La réduction de l’espace géographique par les bombardements et l’expansion des zones interdites aggravent le risque de déplacement forcé à Gaza

Gaza – Le Gaza Center for Human Rights constate avec une profonde inquiétude et une vive préoccupation l’aggravation de la situation sur le terrain dans la bande de Gaza, marquée par une intensification des politiques des forces d’occupation israéliennes visant à imposer des réalités nouvelles par la force et à restreindre l’espace accessible aux populations civiles, dans un contexte de bombardements quotidiens et de pertes humaines continues quasi quotidiennes.

Le Centre indique que son équipe de terrain a documenté une nouvelle extension de la « zone jaune » à l’est de Khan Younès par le déplacement des repères visuels de sécurité en face de l’hôpital Dar al-Salam jusqu’à la route Salah al-Din entraînant le déplacement forcé de commerçants et de personnes déplacées craignant pour leur sécurité.

Ce changement intervient quelques semaines après l’instauration de la « ligne orange » qui a retranché environ 11 % de la superficie du territoire, portant à près de 65 % la part des zones restreintes ou interdites d’accès pour les civils palestiniens.

Le Centre attire l’attention sur le fait que cette extension au-delà du périmètre précédemment désigné comme zone jaune constitue une escalade grave des mesures limitant l’espace de vie des populations civiles. Cela contraint quelque 2,1 millions de personnes déplacées à se concentrer de manière forcée dans une portion du territoire qui ne dépasse pas 35 % de la bande de Gaza dans un contexte d’effondrement des services essentiels et de dégradation des conditions sanitaires et environnementales compromettant les conditions de vie humaines et augmentant les risques de propagation de maladies.

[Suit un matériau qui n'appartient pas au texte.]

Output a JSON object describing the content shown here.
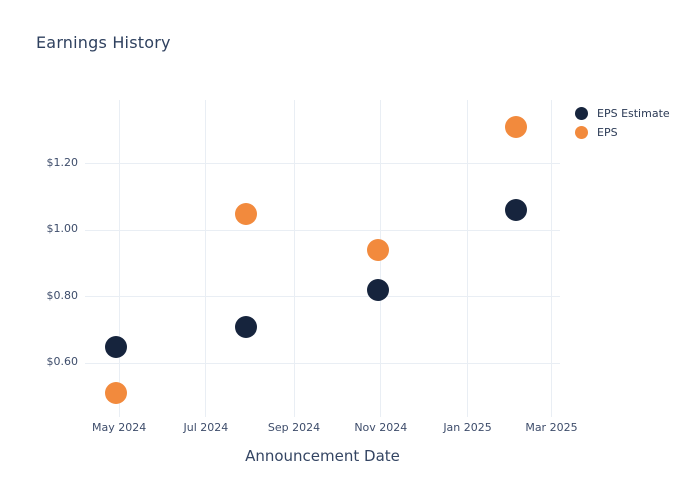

L’organisation signale également le bombardement et la destruction de plusieurs habitations dans le camp d’Al-Shati à l’ouest de la ville de Gaza, illustrant la poursuite d’une politique de destruction des structures résidentielles après la démolition de 90 % des bâtiments de la bande de Gaza depuis le début de l’offensive.

Le Centre documente qu’en soirée du vendredi 8 mai 2026, des appels téléphoniques émanant de l’armée israélienne ont informé des habitants de la région du camp d’Al-Shati qu’ils devaient évacuer leurs maisons et leurs tentes autour d’une habitation particulière. Sous la pression de la peur, ces familles ont quitté leurs lieux de vie sans pouvoir emporter leurs biens personnels.

Des avions de combat ont ensuite bombardé de nuit cette maison de trois étages avec deux missiles entraînant sa destruction ainsi qu’une destruction quasi totale d’une trentaine de maisons adjacentes et un incendie qui s’est propagé dans les ruelles densément peuplées du camp. Neuf civils ont été blessés, dont un dans un état jugé grave.

Le Centre souligne que le recours à des appels d’évacuation préalable n’atténue en rien l’illégalité du bombardement aux termes du droit international humanitaire et n’exonère pas la puissance occupante de ses obligations juridiques, notamment les principes de distinction, de proportionnalité et de nécessité, ainsi que l’interdiction de causer des dommages étendus aux biens civils protégés.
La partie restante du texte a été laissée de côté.